Bonner Koalition produziert Arbeitslose

Bundestag verabschiedet AFG-Novelle/ Nur ein Bruchteil der Kürzungen werden zurückgenommen/ Programm zur Umweltsanierung Ost wird auf den sozialen Bereich ausgedehnt  ■ Von Dorothee Winden

Bonn/Berlin (dpa/taz) – Der Bundestag hat gestern den am Abend zuvor im Vermittlungsausschuß gefundenen Einigungsvorschlag zur Novelle des Arbeitsförderungsgesetzes gebilligt. Der mit den Stimmen der Koalitionsfraktion angenommene Beschluß macht nur einen Bruchteil der Kürzungen im Budget der Bundesanstalt für Arbeit rückgängig: Das Sparpaket von insgesamt sieben Milliarden Mark wird um ganze 90 Millionen Mark reduziert.

Die SPD-Opposition zeigte sich enttäuscht. Der SPD-Sozialexperte Rudolf Dreßler erwartet infolge der Kürzungen zusätzliche 150.000 Arbeitslose. Enttäuscht war auch die stellvertretende DGB-Vorsitzende Ursula Engelen-Kefer. Die erzielten leichten Verbesserungen für AB-Maßnahmen in Ostdeutschland seien bei weitem nicht ausreichend. Vor allem wegen der verschlechterten Finanzbedingungen würden viele Träger von ABM das Angebot nicht in Anspruch nehmen können, wenn nicht ergänzende Mittel von Bund oder Ländern dazukämen. Engelen-Kefer bezeichnete vor allem die Streichungen bei Maßnahmen für schwervermittelbare Arbeitslose, insbesondere Jugendliche in Ost und West als „nicht verantwortbar“.

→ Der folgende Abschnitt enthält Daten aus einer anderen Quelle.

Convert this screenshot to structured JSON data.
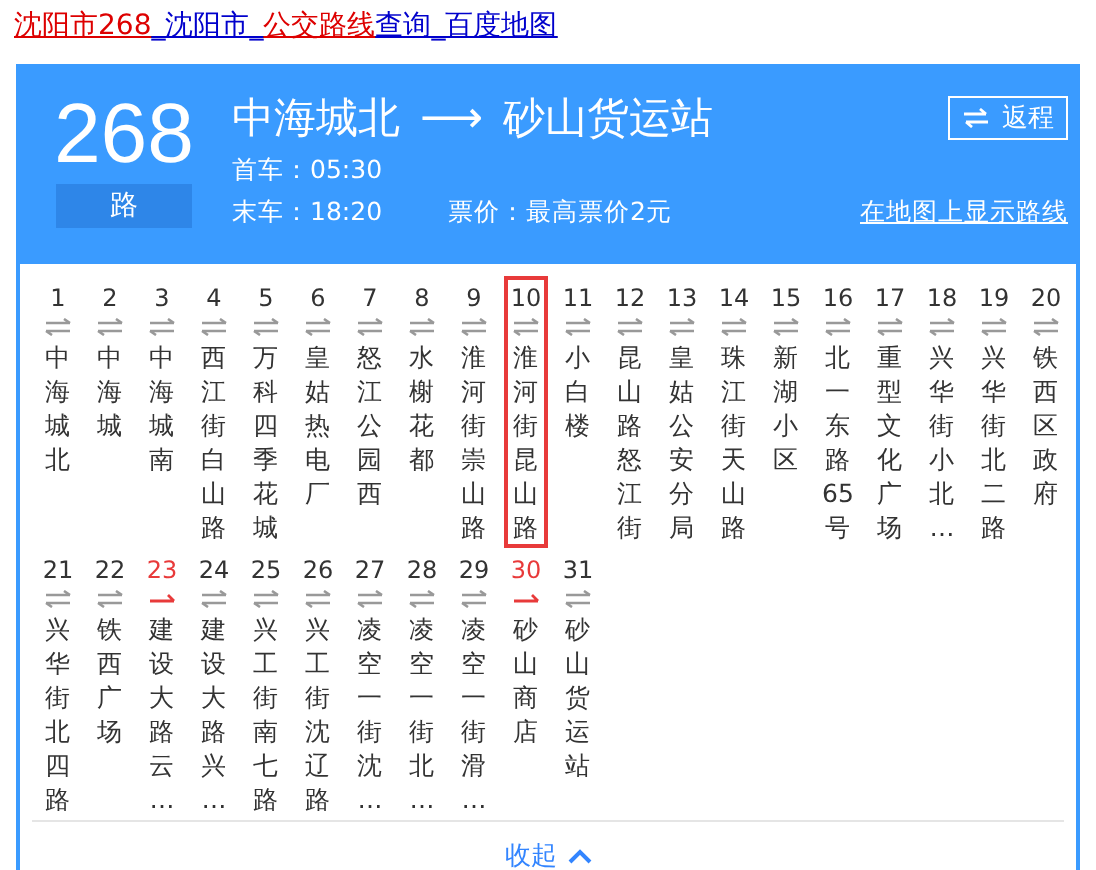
{
  "page_title": [
    {
      "text": "沈阳市268",
      "highlight": true
    },
    {
      "text": "_沈阳市_",
      "highlight": false
    },
    {
      "text": "公交路线",
      "highlight": true
    },
    {
      "text": "查询_百度地图",
      "highlight": false
    }
  ],
  "line": {
    "number": "268",
    "suffix": "路",
    "origin": "中海城北",
    "arrow": "⟶",
    "destination": "砂山货运站",
    "return_button": "返程",
    "first_bus": "首车：05:30",
    "last_bus": "末车：18:20",
    "fare": "票价：最高票价2元",
    "map_link": "在地图上显示路线"
  },
  "stations": [
    {
      "number": "1",
      "name": "中海城北",
      "kind": "both",
      "selected": false
    },
    {
      "number": "2",
      "name": "中海城",
      "kind": "both",
      "selected": false
    },
    {
      "number": "3",
      "name": "中海城南",
      "kind": "both",
      "selected": false
    },
    {
      "number": "4",
      "name": "西江街白山路",
      "kind": "both",
      "selected": false
    },
    {
      "number": "5",
      "name": "万科四季花城",
      "kind": "both",
      "selected": false
    },
    {
      "number": "6",
      "name": "皇姑热电厂",
      "kind": "both",
      "selected": false
    },
    {
      "number": "7",
      "name": "怒江公园西",
      "kind": "both",
      "selected": false
    },
    {
      "number": "8",
      "name": "水榭花都",
      "kind": "both",
      "selected": false
    },
    {
      "number": "9",
      "name": "淮河街崇山路",
      "kind": "both",
      "selected": false
    },
    {
      "number": "10",
      "name": "淮河街昆山路",
      "kind": "both",
      "selected": true
    },
    {
      "number": "11",
      "name": "小白楼",
      "kind": "both",
      "selected": false
    },
    {
      "number": "12",
      "name": "昆山路怒江街",
      "kind": "both",
      "selected": false
    },
    {
      "number": "13",
      "name": "皇姑公安分局",
      "kind": "both",
      "selected": false
    },
    {
      "number": "14",
      "name": "珠江街天山路",
      "kind": "both",
      "selected": false
    },
    {
      "number": "15",
      "name": "新湖小区",
      "kind": "both",
      "selected": false
    },
    {
      "number": "16",
      "name": "北一东路65号",
      "kind": "both",
      "selected": false
    },
    {
      "number": "17",
      "name": "重型文化广场",
      "kind": "both",
      "selected": false
    },
    {
      "number": "18",
      "name": "兴华街小北…",
      "kind": "both",
      "selected": false
    },
    {
      "number": "19",
      "name": "兴华街北二路",
      "kind": "both",
      "selected": false
    },
    {
      "number": "20",
      "name": "铁西区政府",
      "kind": "both",
      "selected": false
    },
    {
      "number": "21",
      "name": "兴华街北四路",
      "kind": "both",
      "selected": false
    },
    {
      "number": "22",
      "name": "铁西广场",
      "kind": "both",
      "selected": false
    },
    {
      "number": "23",
      "name": "建设大路云…",
      "kind": "one-way",
      "selected": false
    },
    {
      "number": "24",
      "name": "建设大路兴…",
      "kind": "both",
      "selected": false
    },
    {
      "number": "25",
      "name": "兴工街南七路",
      "kind": "both",
      "selected": false
    },
    {
      "number": "26",
      "name": "兴工街沈辽路",
      "kind": "both",
      "selected": false
    },
    {
      "number": "27",
      "name": "凌空一街沈…",
      "kind": "both",
      "selected": false
    },
    {
      "number": "28",
      "name": "凌空一街北…",
      "kind": "both",
      "selected": false
    },
    {
      "number": "29",
      "name": "凌空一街滑…",
      "kind": "both",
      "selected": false
    },
    {
      "number": "30",
      "name": "砂山商店",
      "kind": "one-way",
      "selected": false
    },
    {
      "number": "31",
      "name": "砂山货运站",
      "kind": "both",
      "selected": false
    }
  ],
  "collapse_link": "收起"
}
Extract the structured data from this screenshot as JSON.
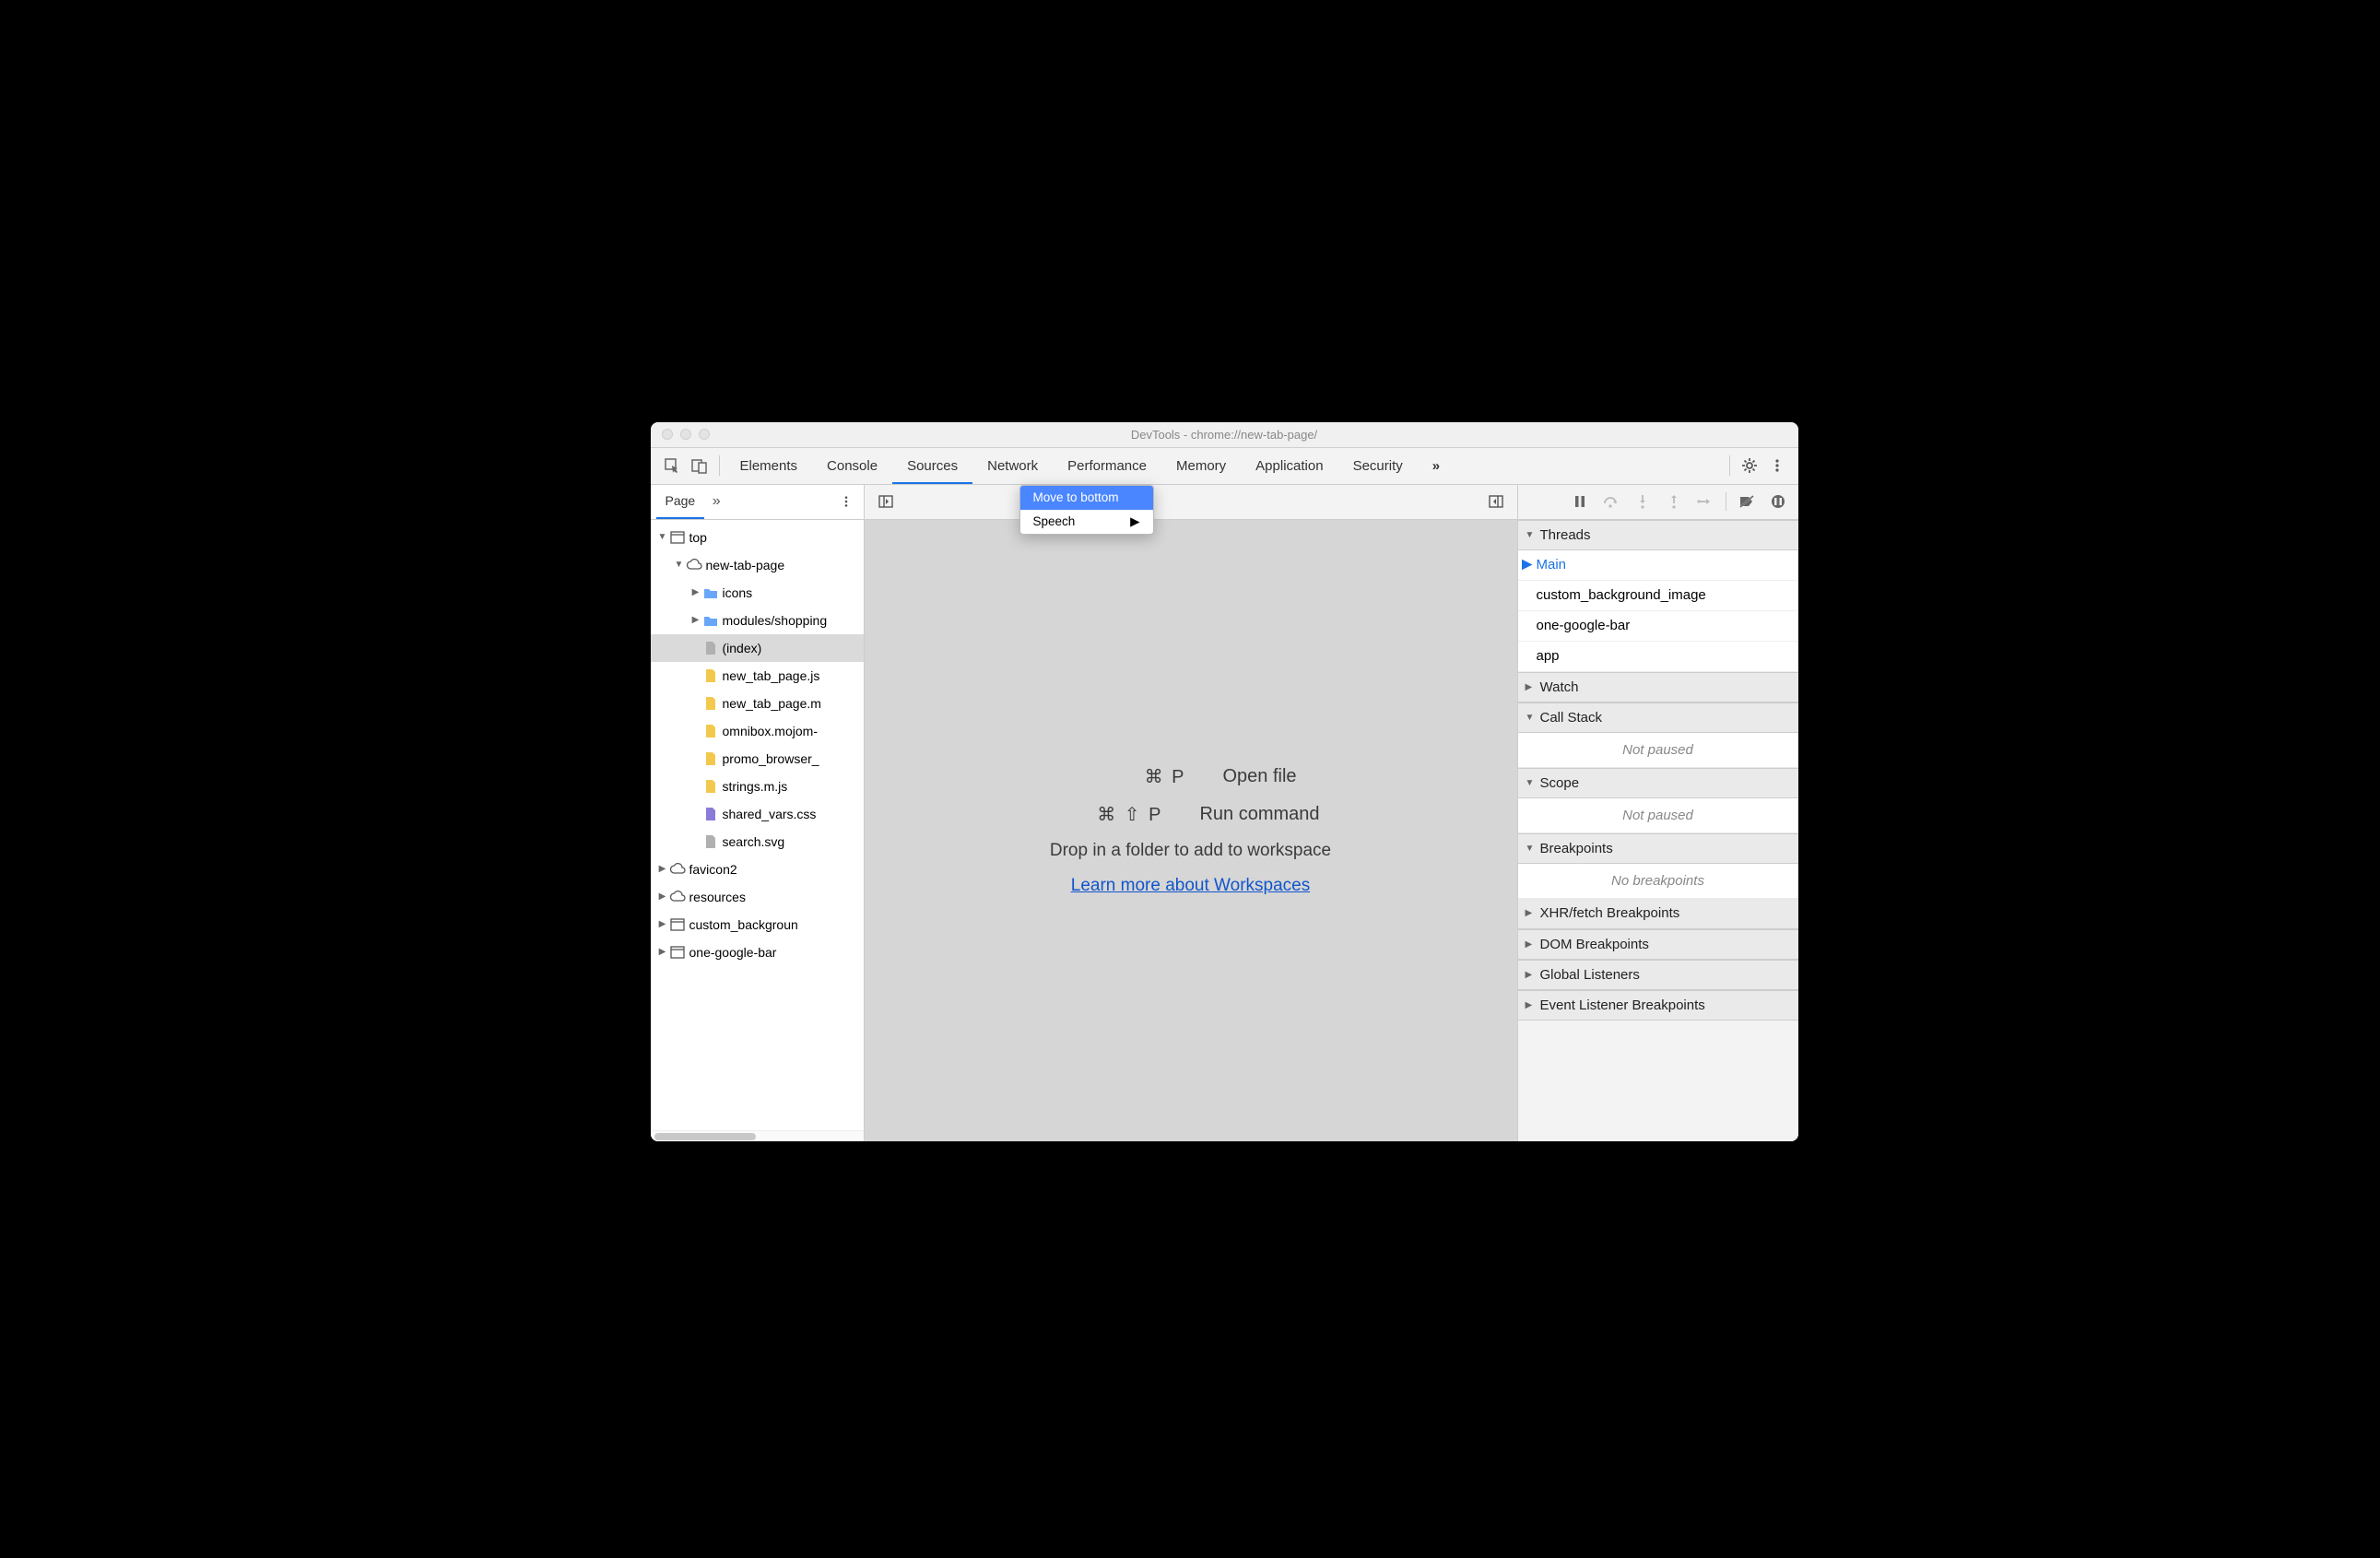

Die CDU-regierten Ostländer hatten zusammen mit den SPD- Ländern im Bundesrat gegen die Novelle gestimmt, trugen aber die Einigung im Vermittlungsausschuß mit, nachdem Verbesserungen für die Ostländer erzielt wurden. „Sie haben die gemeinsame Position der Schweriner Erklärung für so gut wie nichts verlassen“, bedauerte die Brandenburger Arbeitsministerin Hildebrandt.

Ein Erfolg ist jedoch die Ausdehnung der neuen AB-Maßnahme zur Umweltsanierung in Ostdeutschland auf Soziale Dienste und die Jugendhilfe. Dabei werden vor allem Frauen zum Zuge kommen. Allerdings konnten die Ostländer die gewünschte Aufstockung der Lohn- und Sachkosten nicht durchsetzen.

MitarbeiterInnen von Beschäftigungsgesellschaften können künftig auch dann zu 100 Prozent gefördert werden, wenn sie nicht zu den Problemgruppen des Arbeitsmarktes gehören. Es bleibt aber dabei, daß ein ABM-Lohnzuschuß von über 75 Prozent nur noch gewährt wird, wenn die Arbeitszeit des Beschäftigten auf 80 Prozent reduziert wird.

Abgeschmettert wurde die vom Bundesrat geforderte Zurücknahme der Kürzungen bei Eingliederungsmaßnahmen für Aussiedler. Das Nachholen des Hauptschulabschlusses wird nicht mehr gefördert. Auch das Altersübergangsgeld wird nicht verlängert. Da der Bundesrat dem Gesetz nicht zustimmen muß, könnte es dort nur mit einer Zweidrittelmehrheit gestoppt werden. Mit den dafür benötigten Stimmen der CDU-Ostländer ist aber kaum zu rechnen.